If music competitions can be included as a celebration of the mind, then the strategy of the DOTA, LOL, or Rocket League have room in the Olympic games.

Therefore, the only question that remains is, would putting esports under the scrutiny of the world be healthy for the competition, or merely subject it to ruthless jokes of the event?

Opportunity in College Competition

Pushing forward into new technological trends is nothing new for colleges. However, what is unique is adding those technological trends into the competitive scene as a singular event. Boise State has now jumped into the professionalism of esports in the college scene.

Make no mistake, esports and competition is an age-old tradition in the college setting. Many players got their start in the college by playing in groups with friends. Communities for games such as Smash Bros. have even built deeply intertwined programs. The Big Ten even held a televised League of Legends event on their network composed of the multiple student organizations. But professionally affiliated varsity programs are a new venture.

Boise State, University of Utah, Georgia State University, and Miami of Ohio are the four Division I programs who have created varsity, competitive esports programs. Although these programs are not under the athletic department, they will receive full official support from their respective departments.

Although esports under the official umbrella of universities may be a rare sight, Blizzard is helping pave the way for a minor league of sorts. Tespa, the esports collegiate club supported by Blizzard official, received an additional $1 Million in scholarships. Further, they will launch Tespa University as a minor league for competitive esports players to train.

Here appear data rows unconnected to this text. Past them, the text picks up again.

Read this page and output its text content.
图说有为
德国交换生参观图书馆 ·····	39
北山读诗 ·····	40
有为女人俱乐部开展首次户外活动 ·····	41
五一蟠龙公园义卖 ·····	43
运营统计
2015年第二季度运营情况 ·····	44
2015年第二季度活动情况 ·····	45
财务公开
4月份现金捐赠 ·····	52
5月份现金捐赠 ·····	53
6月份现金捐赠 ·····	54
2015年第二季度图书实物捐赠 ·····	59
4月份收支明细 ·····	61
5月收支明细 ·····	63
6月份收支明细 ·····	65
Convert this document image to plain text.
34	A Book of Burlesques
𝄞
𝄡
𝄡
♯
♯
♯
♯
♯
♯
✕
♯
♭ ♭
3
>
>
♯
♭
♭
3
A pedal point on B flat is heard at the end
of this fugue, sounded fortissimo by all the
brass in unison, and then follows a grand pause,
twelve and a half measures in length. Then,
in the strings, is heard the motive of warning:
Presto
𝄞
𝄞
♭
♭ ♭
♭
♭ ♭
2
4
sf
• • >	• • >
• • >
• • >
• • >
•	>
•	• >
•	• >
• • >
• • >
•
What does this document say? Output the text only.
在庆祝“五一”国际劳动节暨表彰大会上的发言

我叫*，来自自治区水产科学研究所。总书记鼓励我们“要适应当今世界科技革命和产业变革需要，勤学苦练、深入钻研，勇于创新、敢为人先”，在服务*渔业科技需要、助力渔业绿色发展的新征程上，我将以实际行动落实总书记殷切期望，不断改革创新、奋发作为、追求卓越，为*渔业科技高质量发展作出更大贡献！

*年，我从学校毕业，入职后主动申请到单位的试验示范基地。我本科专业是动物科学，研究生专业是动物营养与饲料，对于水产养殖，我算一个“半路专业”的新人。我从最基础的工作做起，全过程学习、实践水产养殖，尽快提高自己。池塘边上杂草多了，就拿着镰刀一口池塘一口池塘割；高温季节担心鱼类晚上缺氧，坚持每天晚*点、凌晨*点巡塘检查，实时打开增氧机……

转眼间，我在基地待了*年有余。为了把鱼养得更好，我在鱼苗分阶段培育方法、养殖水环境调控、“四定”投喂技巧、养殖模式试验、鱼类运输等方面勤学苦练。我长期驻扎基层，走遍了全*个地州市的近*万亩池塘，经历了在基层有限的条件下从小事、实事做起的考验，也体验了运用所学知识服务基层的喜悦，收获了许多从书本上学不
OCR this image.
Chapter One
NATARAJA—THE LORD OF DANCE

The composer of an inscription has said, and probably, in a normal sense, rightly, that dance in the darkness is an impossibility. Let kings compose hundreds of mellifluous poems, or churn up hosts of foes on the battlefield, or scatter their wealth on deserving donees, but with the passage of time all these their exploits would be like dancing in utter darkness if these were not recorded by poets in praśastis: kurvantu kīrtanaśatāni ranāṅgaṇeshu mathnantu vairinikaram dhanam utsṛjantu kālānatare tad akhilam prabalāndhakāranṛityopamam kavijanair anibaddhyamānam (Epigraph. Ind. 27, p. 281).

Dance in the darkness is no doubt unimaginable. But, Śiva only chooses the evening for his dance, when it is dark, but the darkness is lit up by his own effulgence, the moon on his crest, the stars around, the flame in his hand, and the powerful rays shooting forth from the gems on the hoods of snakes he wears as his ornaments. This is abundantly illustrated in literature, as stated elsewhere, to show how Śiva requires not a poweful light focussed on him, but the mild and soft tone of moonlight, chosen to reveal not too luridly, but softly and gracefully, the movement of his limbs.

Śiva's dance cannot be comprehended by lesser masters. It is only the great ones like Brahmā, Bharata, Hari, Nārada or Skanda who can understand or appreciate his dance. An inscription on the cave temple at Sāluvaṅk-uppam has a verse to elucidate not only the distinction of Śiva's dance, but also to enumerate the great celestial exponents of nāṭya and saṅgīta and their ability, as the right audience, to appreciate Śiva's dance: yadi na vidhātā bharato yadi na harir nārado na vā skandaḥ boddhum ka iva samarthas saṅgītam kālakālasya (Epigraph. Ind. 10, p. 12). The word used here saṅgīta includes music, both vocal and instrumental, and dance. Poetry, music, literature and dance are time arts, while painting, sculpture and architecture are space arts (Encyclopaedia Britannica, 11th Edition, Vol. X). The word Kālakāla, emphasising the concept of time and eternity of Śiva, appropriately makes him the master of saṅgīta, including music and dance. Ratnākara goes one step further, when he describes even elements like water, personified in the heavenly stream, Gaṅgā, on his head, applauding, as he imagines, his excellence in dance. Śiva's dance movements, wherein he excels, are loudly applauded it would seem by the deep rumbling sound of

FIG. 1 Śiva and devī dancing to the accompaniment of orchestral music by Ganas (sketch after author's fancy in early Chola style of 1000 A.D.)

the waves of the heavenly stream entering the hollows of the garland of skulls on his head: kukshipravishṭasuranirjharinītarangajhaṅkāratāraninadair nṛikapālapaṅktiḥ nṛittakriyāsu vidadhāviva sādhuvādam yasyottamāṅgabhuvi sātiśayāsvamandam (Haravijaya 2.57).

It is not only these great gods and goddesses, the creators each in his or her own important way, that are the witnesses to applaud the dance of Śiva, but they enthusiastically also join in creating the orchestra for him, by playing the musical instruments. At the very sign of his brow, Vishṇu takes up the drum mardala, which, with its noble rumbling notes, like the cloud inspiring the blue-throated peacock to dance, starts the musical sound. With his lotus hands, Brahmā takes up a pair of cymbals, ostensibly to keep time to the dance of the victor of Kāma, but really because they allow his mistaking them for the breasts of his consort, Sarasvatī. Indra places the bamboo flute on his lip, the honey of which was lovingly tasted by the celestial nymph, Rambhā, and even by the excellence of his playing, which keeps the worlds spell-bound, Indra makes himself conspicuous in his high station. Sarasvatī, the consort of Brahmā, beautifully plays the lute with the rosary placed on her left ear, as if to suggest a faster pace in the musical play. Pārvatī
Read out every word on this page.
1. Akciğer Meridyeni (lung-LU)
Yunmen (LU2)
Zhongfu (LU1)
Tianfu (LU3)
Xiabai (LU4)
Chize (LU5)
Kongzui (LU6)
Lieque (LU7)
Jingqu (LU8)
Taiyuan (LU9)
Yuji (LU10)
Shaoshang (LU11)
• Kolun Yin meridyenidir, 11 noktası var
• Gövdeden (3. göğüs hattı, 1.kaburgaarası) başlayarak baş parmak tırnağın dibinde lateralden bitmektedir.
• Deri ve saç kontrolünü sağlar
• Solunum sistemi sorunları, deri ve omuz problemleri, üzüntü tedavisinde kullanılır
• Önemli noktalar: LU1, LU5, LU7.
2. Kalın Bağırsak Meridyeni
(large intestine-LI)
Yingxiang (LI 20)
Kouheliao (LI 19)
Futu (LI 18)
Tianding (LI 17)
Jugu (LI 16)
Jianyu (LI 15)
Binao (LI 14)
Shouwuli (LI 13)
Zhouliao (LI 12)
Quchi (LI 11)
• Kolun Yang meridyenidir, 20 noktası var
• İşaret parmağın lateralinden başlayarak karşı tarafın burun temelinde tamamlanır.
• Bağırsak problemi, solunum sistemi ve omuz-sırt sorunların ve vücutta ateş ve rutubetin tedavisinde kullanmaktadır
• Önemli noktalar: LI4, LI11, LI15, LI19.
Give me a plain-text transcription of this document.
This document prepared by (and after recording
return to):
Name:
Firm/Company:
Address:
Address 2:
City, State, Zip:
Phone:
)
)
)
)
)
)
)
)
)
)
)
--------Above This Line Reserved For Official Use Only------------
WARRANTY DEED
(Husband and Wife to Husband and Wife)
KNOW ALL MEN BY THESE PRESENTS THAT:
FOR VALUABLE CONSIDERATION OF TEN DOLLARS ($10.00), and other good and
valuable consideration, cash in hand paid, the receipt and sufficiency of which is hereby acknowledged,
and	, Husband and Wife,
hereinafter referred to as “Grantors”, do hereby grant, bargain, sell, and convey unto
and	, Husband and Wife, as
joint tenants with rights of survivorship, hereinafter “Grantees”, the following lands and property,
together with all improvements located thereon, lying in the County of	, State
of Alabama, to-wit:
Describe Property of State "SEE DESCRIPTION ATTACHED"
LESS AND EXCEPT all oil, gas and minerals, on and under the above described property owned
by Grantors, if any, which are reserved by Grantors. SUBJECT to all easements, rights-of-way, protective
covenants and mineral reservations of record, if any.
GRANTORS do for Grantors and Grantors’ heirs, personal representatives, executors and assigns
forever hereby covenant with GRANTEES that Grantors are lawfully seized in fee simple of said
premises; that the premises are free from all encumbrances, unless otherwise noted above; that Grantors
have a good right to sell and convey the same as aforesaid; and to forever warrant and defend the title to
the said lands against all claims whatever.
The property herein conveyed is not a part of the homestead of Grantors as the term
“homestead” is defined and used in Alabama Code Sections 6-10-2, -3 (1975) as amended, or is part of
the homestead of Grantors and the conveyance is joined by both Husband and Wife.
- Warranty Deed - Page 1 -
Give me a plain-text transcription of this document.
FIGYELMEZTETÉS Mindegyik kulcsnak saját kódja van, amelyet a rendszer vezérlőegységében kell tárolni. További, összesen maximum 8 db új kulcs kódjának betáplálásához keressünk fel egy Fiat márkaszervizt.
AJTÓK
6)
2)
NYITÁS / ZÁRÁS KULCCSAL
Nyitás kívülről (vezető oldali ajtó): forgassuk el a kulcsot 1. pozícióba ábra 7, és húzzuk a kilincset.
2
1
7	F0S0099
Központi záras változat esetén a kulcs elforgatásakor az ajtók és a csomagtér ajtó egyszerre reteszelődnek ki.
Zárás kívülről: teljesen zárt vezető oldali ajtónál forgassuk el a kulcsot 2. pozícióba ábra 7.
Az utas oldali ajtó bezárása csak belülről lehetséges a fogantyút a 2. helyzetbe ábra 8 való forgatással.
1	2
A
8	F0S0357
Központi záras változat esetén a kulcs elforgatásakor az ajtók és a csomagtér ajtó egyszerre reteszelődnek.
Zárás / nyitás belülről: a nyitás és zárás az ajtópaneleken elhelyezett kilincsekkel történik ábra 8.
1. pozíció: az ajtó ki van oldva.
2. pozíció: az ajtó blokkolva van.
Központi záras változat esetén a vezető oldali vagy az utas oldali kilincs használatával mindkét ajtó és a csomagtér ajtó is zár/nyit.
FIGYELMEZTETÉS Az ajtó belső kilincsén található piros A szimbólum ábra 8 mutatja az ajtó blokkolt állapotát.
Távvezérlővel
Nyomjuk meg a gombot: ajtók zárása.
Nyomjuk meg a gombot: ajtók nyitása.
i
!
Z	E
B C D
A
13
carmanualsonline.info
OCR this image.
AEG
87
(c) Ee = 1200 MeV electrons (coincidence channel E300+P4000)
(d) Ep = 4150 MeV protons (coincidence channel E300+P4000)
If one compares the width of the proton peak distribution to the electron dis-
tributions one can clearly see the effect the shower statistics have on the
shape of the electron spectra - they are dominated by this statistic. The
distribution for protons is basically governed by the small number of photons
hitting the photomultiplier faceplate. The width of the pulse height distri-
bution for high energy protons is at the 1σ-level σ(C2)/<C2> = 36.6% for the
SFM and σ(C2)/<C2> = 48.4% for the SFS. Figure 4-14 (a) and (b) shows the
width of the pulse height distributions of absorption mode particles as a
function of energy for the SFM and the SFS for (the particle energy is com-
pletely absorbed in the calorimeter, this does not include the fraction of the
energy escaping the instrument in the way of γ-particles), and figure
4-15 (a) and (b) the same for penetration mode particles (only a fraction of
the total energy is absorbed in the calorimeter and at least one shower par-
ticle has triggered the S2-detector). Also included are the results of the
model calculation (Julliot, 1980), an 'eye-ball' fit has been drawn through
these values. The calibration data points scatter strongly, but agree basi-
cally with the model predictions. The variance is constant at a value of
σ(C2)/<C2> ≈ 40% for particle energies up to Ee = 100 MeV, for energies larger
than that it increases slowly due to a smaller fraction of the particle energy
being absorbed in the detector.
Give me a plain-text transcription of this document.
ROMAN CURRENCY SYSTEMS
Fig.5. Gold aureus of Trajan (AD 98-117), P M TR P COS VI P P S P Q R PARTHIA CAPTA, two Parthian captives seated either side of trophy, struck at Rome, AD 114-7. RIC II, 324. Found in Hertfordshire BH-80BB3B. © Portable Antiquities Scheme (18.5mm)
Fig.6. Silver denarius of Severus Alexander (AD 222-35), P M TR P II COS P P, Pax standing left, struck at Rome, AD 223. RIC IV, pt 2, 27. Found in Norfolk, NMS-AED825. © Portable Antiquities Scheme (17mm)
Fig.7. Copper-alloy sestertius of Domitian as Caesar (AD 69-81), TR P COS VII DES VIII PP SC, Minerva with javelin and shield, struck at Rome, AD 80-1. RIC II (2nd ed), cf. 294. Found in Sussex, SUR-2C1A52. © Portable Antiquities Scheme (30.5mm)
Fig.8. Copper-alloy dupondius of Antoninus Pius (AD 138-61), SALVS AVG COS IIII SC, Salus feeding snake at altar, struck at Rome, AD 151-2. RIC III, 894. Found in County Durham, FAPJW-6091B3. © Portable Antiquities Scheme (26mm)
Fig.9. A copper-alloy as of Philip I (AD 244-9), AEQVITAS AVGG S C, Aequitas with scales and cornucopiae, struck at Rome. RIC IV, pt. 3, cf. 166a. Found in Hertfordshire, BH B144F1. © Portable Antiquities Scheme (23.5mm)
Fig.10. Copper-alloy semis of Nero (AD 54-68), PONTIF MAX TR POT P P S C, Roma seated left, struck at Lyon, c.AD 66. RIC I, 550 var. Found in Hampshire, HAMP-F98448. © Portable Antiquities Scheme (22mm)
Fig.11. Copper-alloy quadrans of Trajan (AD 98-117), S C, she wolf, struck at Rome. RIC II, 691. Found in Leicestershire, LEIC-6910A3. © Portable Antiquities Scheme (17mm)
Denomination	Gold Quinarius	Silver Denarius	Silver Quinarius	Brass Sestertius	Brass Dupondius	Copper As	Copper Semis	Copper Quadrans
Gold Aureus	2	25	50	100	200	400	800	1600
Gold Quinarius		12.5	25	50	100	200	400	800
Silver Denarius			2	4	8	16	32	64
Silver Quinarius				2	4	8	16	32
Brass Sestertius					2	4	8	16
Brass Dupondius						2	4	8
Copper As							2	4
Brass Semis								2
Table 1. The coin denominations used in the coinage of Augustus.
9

Tespa includes Overwatch, World of Warcraft, Rocket League, Hearthstone, Heroes of the Storm, and Star Craft II. Blizzard has developed two branches for prospects. The first paves a competitive league for top tier players, while the second provides practice connections for new players hoping to become esport players. Main events will be soon streamed on unannounced systems. There are currently 138 active chapters of Tespa across the United States.